The car business is staring down the barrel of the biggest changes in its 100-plus year history. Some version of the sci-fi future hitherto only possible via special effects is coming true – it's so close you can touch it, at least in beta form.

Where do you go to see the auto industry's brave new future, to see the cars of tomorrow, big ideas and new inventions? Motor City, home of the Big Three, where Henry Ford perfected assembly lines that gave cars to the masses; where General Motors' big blue sign sits like a halo high above the city; where Chrysler launched the minivan?

No, you don't go to Motor City to see the future of cars any more, you go to Sin City, to CES, held every January – not coincidentally, just a few days before the North American International Auto Show in Detroit.

CES is stealing Detroit's thunder, as auto makers increasingly use it as a stage to unveil their latest products and concepts. Detroit used to be the first auto show of the season, but that's changing.

For most people, cars are about to turn into just another (expensive) gadget, and where better to drive that message home than at CES?

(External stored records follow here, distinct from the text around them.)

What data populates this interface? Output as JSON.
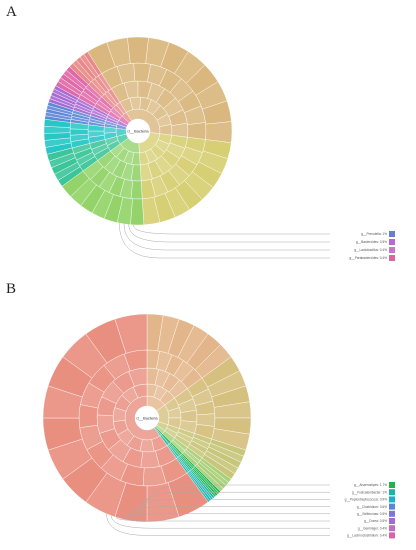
{
  "figure": {
    "panel_a": {
      "letter": "A",
      "center_label": "d__Bacteria",
      "legend": [
        {
          "label": "g__Prevotella: 1%",
          "color": "#6b7bd6"
        },
        {
          "label": "g__Bacteroides: 0.5%",
          "color": "#b46cd4"
        },
        {
          "label": "g__Lactobacillus: 0.4%",
          "color": "#c877c9"
        },
        {
          "label": "g__Parabacteroides: 0.4%",
          "color": "#d9689a"
        }
      ],
      "sectors": [
        {
          "color": "#d9b77e",
          "weight": 36
        },
        {
          "color": "#d6cf73",
          "weight": 22
        },
        {
          "color": "#93d36a",
          "weight": 16
        },
        {
          "color": "#3cc59a",
          "weight": 6
        },
        {
          "color": "#29c6c6",
          "weight": 6
        },
        {
          "color": "#5f88d6",
          "weight": 3
        },
        {
          "color": "#a86ad3",
          "weight": 3
        },
        {
          "color": "#e06aa9",
          "weight": 4
        },
        {
          "color": "#e88a8a",
          "weight": 4
        }
      ]
    },
    "panel_b": {
      "letter": "B",
      "center_label": "d__Bacteria",
      "legend": [
        {
          "label": "g__Anaerostipes: 1.7%",
          "color": "#19b64d"
        },
        {
          "label": "g__Fusicatenibacter: 1%",
          "color": "#18b5a6"
        },
        {
          "label": "g__Peptostreptococcus: 0.9%",
          "color": "#1ab3c6"
        },
        {
          "label": "g__Clostridium: 0.6%",
          "color": "#5b86d8"
        },
        {
          "label": "g__Sellimonas: 0.5%",
          "color": "#7f74d7"
        },
        {
          "label": "g__Dorea: 0.5%",
          "color": "#a16ad4"
        },
        {
          "label": "g__Gemmiger: 0.4%",
          "color": "#c26bc8"
        },
        {
          "label": "g__Lachnoclostridium: 0.4%",
          "color": "#d466a8"
        }
      ],
      "sectors": [
        {
          "color": "#e3b58a",
          "weight": 12
        },
        {
          "color": "#d6c07f",
          "weight": 12
        },
        {
          "color": "#c8c67a",
          "weight": 4
        },
        {
          "color": "#a9cf78",
          "weight": 2
        },
        {
          "color": "#19b64d",
          "weight": 1
        },
        {
          "color": "#16b7ae",
          "weight": 1
        },
        {
          "color": "#e98f80",
          "weight": 48
        }
      ]
    }
  }
}
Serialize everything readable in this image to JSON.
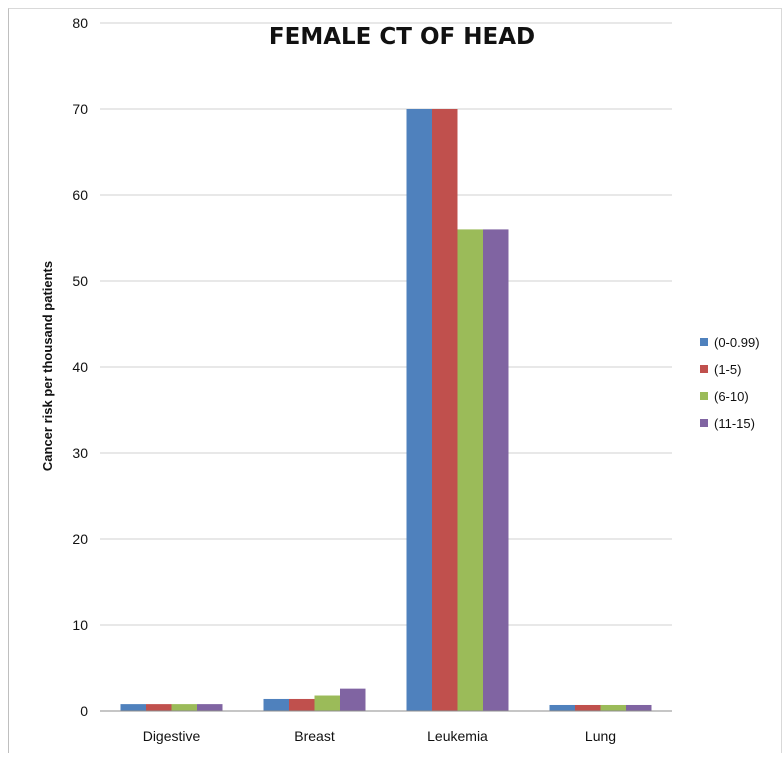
{
  "chart_data": {
    "type": "bar",
    "title": "FEMALE CT OF HEAD",
    "xlabel": "",
    "ylabel": "Cancer risk per thousand patients",
    "categories": [
      "Digestive",
      "Breast",
      "Leukemia",
      "Lung"
    ],
    "series": [
      {
        "name": "(0-0.99)",
        "color": "#4f81bd",
        "values": [
          0.8,
          1.4,
          70,
          0.7
        ]
      },
      {
        "name": "(1-5)",
        "color": "#c0504d",
        "values": [
          0.8,
          1.4,
          70,
          0.7
        ]
      },
      {
        "name": "(6-10)",
        "color": "#9bbb59",
        "values": [
          0.8,
          1.8,
          56,
          0.7
        ]
      },
      {
        "name": "(11-15)",
        "color": "#8064a2",
        "values": [
          0.8,
          2.6,
          56,
          0.7
        ]
      }
    ],
    "ylim": [
      0,
      80
    ],
    "yticks": [
      0,
      10,
      20,
      30,
      40,
      50,
      60,
      70,
      80
    ],
    "grid": true,
    "legend_position": "right"
  }
}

"Cars are becoming the most emotional device," said Ricky Hudi, Audi's executive vice-president of electronics development. "It's the biggest shift since the invention of the automobile, absolutely. From electric drive, to the end-to-end user experience, to the ability, if you want, to let the car drive autonomously: these three megatrends form a new experience."

This year at CES, you could control a car just by waving your hand, Minority Report style. You could pilot a drone from the dash of a Ford pickup; you could sit in an Audi with a glass cockpit; don a pair of virtual-reality goggles and ride along in a race car; witness the birth of an ambitious new car company called Faraday Future backed by a Chinese billionaire; see yourself in an all-electric Volkswagen microbus, and; test-drive cars that drive themselves, which – does that count as a test-drive?

Three CEOs from major auto makers gave speeches, and "more than 115 automotive tech companies and nine auto makers" debuted products at CES, taking up 200,000 square feet of exhibit space, according to show organizers. That last figure, by the way, is up by 25 per cent over last year. Car companies have been increasing their presence at CES since first exhibiting there in 2007.

The entire show used 2.2 million square feet, or more than 34 soccer fields, spread across several hotels and convention centres along the Las Vegas Strip.

"Connectivity" was the most overused buzzword at CES. Nobody issued a press release without it, but it's never defined (connected toilets!). The idea is that by connecting everything – car, phone, house, TV, e-mail – this stuff will get easier to use, in turn making your life easier, less complicated.

You won't have to learn how to program a destination into the nav, the car will know where you want to go and offer directions. You're out of milk? Your fridge tells your car, which tells you and suggests directions to a store on your way home. Your car sends detailed mapping data to the cloud as it scans the road, creating a massive database and hyper-detailed navigation information, which your car can in turn draw from – for an annual subscription fee.

Just before CES, a consortium of auto makers – Audi, BMW and Daimler – completed the purchase of Here, a navigation and mapping service formerly part of Nokia, which could one day do exactly that. It cost them $2.8-billion (U.S.). The consortium outbid Uber, Baidu and others.

Cars and technology are converging, and CES is becoming the meeting place.